When in Vatnajokull..........do as the locals do.
While out for a whale watching tour on the northeastern side of Iceland we made it a point to trek out to visit the Kaldi Brewery and Beer Spa. The brewery has existed for some time, but the spa was recently opened in June 2017. We had lunch there, sampled some beers (6) and enjoyed pints of a Pilsner and a nondescript dark ale that had some great flavor. They also had a wonderful Belgian Tripel but at 9% I thought better of going for the pint, with a drive back to town still looming. Of course we could've indulged in the beer spa treatment which involves something like 20-minutes in a beer bath followed by a massage, etc. They discourage you from drinking the newly fermenting beer-bath water and instead provide you with your own tap and cup for all-you-can-drink soaking. The beer spa experience will set you back 6900 Krona (690 HKD) for single and 13,000 (1300 HKD) for the couples version, so bring a friend and save! Alternatively you can enjoy the outdoor spa with incredible views for 2000 Krona (200 HKD). If you can't make this stop then there is also a Kaldi bar in Reykjavik.
Beer jacuzzi? You kind of want to do it just to tell other people that you did! Imagine the Facebook profile pic!
Borg Brugghus - Craft in Cans
As mentioned before, the best tip that we had before traveling to Iceland was to load up on beer before you leave the airport.

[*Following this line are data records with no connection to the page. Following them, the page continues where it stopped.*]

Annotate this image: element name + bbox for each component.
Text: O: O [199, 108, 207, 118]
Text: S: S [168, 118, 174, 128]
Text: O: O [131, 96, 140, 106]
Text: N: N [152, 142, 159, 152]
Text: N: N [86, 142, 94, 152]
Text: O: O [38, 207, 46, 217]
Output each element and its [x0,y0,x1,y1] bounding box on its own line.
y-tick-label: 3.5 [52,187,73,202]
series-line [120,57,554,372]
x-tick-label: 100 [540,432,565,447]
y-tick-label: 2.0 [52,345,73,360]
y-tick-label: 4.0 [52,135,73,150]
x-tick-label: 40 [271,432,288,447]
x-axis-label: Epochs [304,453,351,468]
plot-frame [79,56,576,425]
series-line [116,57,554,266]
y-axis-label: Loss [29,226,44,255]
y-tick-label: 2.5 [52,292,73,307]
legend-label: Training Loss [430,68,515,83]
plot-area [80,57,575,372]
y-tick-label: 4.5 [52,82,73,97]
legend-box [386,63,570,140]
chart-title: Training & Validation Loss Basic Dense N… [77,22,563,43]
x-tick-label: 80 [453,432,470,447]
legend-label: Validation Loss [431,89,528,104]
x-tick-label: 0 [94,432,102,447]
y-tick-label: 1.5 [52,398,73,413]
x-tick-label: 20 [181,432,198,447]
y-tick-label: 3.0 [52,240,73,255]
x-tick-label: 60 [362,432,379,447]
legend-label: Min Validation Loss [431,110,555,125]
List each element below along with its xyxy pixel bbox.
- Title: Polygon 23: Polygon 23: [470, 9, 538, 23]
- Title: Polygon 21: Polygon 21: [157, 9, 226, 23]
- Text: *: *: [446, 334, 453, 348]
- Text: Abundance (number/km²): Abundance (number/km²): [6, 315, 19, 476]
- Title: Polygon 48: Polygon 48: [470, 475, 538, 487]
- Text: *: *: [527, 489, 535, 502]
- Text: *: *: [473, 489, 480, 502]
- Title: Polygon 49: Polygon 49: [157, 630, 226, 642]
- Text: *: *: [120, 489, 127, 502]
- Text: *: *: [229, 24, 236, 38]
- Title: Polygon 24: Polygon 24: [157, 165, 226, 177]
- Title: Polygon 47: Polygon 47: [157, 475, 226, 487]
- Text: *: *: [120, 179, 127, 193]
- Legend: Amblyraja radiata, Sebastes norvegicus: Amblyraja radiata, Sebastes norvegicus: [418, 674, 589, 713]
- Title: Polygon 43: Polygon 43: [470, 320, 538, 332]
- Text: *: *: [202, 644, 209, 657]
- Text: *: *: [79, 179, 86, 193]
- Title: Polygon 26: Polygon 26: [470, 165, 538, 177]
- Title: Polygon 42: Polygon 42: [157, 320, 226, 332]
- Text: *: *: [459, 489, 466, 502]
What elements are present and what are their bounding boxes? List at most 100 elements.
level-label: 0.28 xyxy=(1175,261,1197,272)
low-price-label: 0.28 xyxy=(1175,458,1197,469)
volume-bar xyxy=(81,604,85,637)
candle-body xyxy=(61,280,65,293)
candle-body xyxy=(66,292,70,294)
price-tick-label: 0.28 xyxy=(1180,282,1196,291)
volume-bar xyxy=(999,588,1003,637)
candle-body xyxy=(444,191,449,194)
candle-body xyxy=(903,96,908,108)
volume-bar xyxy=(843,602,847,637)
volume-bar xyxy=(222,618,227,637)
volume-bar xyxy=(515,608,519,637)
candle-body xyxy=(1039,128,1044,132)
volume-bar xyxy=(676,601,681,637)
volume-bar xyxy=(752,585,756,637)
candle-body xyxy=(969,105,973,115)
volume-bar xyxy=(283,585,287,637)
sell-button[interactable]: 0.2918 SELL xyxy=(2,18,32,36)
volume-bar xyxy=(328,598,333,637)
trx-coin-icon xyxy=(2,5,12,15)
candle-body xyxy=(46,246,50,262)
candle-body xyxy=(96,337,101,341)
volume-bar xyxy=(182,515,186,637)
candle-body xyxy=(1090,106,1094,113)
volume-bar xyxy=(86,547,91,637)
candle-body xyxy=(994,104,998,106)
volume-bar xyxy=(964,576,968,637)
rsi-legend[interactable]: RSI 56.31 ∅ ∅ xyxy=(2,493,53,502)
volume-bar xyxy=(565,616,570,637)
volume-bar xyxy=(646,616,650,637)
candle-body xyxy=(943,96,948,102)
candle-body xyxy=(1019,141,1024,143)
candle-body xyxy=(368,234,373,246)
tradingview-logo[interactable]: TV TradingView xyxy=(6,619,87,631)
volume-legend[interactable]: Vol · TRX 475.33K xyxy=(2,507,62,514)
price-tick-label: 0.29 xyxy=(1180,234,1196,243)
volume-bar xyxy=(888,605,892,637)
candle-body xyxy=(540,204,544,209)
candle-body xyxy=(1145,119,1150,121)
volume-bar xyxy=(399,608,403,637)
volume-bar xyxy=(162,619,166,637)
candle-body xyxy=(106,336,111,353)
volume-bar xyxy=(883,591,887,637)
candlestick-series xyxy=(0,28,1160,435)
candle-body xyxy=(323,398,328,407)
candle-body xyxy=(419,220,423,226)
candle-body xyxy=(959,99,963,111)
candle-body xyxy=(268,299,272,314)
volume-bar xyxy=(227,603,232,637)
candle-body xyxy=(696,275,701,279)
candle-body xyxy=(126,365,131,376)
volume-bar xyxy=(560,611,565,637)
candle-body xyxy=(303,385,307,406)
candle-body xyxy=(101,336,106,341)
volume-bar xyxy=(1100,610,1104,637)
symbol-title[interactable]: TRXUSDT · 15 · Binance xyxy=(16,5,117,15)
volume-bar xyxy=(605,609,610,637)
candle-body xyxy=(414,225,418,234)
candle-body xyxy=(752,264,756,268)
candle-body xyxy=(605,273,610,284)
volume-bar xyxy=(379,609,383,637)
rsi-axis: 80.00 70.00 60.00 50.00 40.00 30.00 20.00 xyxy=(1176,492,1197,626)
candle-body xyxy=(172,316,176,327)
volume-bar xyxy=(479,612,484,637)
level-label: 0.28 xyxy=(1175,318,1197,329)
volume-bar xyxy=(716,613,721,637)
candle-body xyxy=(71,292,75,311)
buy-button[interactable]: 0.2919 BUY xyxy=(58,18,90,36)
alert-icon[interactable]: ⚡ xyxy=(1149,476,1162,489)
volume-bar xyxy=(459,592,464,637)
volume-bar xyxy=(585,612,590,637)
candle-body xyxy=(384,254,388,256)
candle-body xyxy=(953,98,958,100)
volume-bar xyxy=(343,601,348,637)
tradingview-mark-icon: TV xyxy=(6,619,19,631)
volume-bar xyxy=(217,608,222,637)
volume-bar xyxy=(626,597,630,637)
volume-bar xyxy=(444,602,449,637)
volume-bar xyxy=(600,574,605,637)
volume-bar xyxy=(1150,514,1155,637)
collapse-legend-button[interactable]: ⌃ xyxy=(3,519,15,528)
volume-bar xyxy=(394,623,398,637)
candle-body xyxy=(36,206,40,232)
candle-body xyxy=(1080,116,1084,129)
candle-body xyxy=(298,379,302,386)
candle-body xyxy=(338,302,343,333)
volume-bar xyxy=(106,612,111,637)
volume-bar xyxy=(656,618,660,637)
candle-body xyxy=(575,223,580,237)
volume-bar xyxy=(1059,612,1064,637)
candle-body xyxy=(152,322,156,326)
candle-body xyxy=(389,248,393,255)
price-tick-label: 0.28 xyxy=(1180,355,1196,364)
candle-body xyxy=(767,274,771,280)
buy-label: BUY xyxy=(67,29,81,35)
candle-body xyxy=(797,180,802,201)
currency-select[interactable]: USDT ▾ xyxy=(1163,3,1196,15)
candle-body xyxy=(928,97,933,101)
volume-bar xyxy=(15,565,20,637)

The Duty Free store there has a great selection and it will literally save you enough Krona to pay for that beer spa you've been dreaming about. If you stay in Air-B-N-Bs then most likely you'll have a refrigerator and to be honest, even in the summer the beer won't get too hot in the car. Grab a few 6-packs for your travels so that you can try some of their beers at a fraction of the cost. You may miss out on some of the atmosphere of the beer bars, but instead you can enjoy a beer out in the middle of some unbelievable waterfalls and views over volcanic landscapes. Particularly you can find a lot of different beers from Borg Brugghus which seems to be one of two "big dogs" in Icelandic craft beer - the other being Einstock, if you don't count "Viking" as craft (even though it's quite nice).
Icelandic Craft Beer is On the Map
Everybody else is doing it so go ahead and put Iceland on your bucket list. It is hands-down the most expensive place to drink beer in the world (1500 Krona/pint in bars - 150 HKD), but they are brewing some nice beers. Don't expect the "free brewery tour" deals that are commonplace in North America and with such a short history for most of the breweries I don't suppose that you are missing much. Icelandic brewers are making some nice examples of modern craft styles such as Pale Ales, IPAs, and various lager styles as well as utilising local ingredients such as Arctic thyme, arctic berries, and glacial water. It will be exciting to see where the road leads this up-and-coming craft beer country.